I was reading an article the other day in a book called The Simpsons and Philosophy on Lisa and the concept of anti-intellectualism in America. The article discussed how Americans are on one hand fascinated with and have much respect for the professor or scientist, but on the other hand, have this resentment that those intellectuals live in their ‘ivory tower’ far away from the real world. It’s kind of funny. We actively seek out ‘experts’ to give us their opinion on various topics – just look at all the guests on daytime talk shows for instance – and yet if they disagree with our own, we become defensive and respond “Well, what do they know? I’m entitled to my own opinion too.”
It never ceases to amaze me that people can hold the belief that all opinions/ perceptions/ theories hold equal weight, regardless of how informed the person making the argument is. An ‘expert’ opinion holds the same weight as the everyday common man. Now, I’m not saying that just because so and so says it’s true means that is absolute proof that it is. Authorities are used to show that there is good reason to believe something. But if we don’t agree with the authority, we immediately try to discredit the authority as ‘that’s just one opinion and no one really knows anything.’

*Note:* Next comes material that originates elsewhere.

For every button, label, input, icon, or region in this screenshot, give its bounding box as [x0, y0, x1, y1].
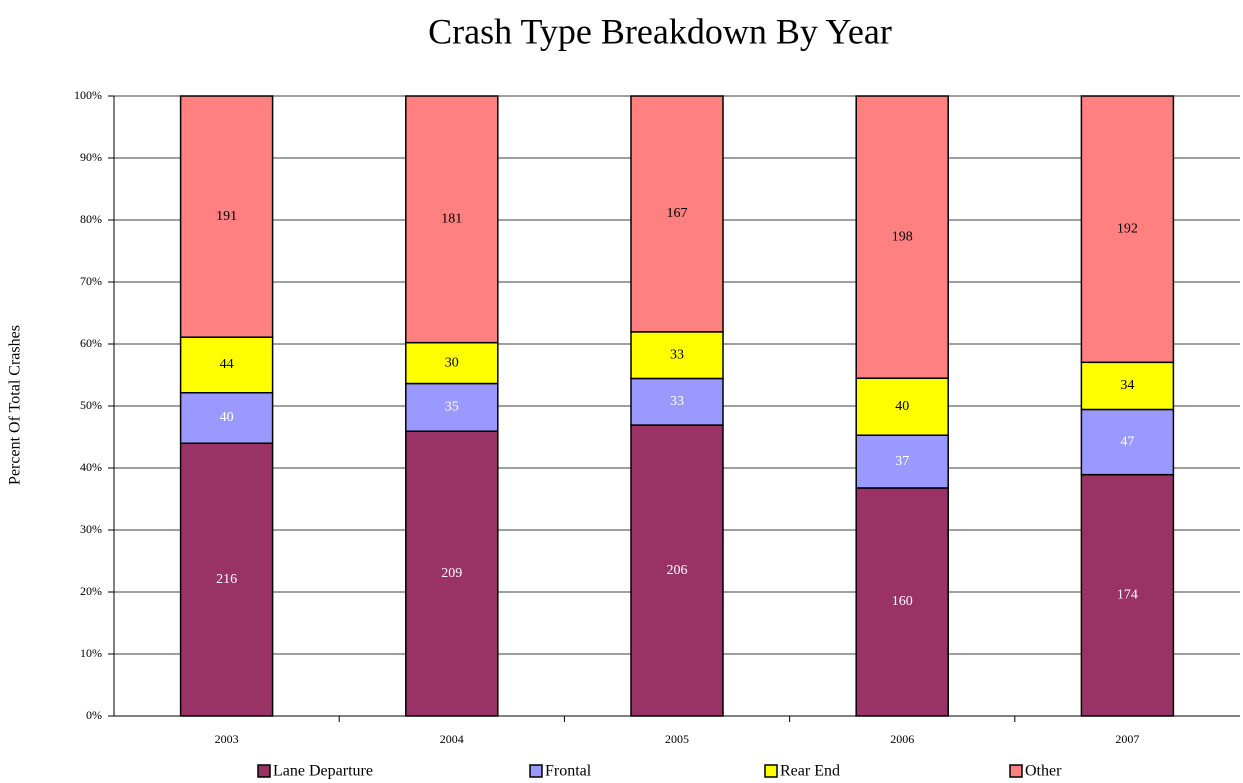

I bring up the topic because I received an email today where someone specifically stated “There is no bak (sic) up to your ideas.” This person prided himself on staying open to all ‘ideas’ regardless of how plausible they really were. To him, all perspectives had equal weight, and regardless of historical or scientific evidence or the debates of numerous philosophers and theologians, there was still this sense that no one really knows anything and therefore I will believe what I want because it could be true. And the most fascinating thing was that he was unwilling to actually do some research into primary sources because what did they know? They were just another opinion on equal footing with his own, regardless of what they said or how well they articulated their own argument. No debate on principles, theories, methodologies, etc here. Just a flat, well my opinion is just as valid as theirs and a strong predilection towards oh, they don’t know what they’re talking about. I’ve heard about their reputation (through the grapevine of course, & we all know how accurate that can be).
Well, to each, his own, right? I was just struck not only by his laziness to actually go look things up and do a bit of research but also by his unrelenting enthusiasm for believing that all ideas hold water. As I’ve mentioned in other posts, I take a scientific approach to evaluating whether something is credible, so I can reject the more outrageous ideas while keeping those that may be plausible. But to say that there is no ‘back up’ to one’s ideas is ridiculous. People believe what they’ve come to know and accept as true based on their own life experiences. We know that if we toss a ball into the air, a force we call gravity will pull it back to the earth. If I stub my toe, it will probably hurt. My arms and legs don’t just fall off whenever it’s windy. If I don’t eat, eventually I will get hungry. Etc.
Sure, you could argue as Descartes did that it is not possible to ‘know’ anything because the mere possibility that something could exist causes doubt that it might. It is impossible to ‘know’ anything with absolute certainty. Or you could argue that no one uses the word ‘know’ in that regards. If you asked me if I ‘knew’ the time, I’d look at my watch and tell you. I may recognize that it is ‘possible’ that my watch stopped or that it was off by a couple of seconds from the world clock, but it’s far more ‘probable’ that it’s approximately the time my watch says.
The key here is what is ‘probable.’ We believe what we do because over the course of our lives, we’ve learned that certain things are more likely to be true than others. It is the foundation that our ideas are based upon and provides the justification for why we believe what we do. In knowledge theory, for something to be considered ‘knowledge,’ it must be justified – we must have a ‘good reason’ for believing what we do.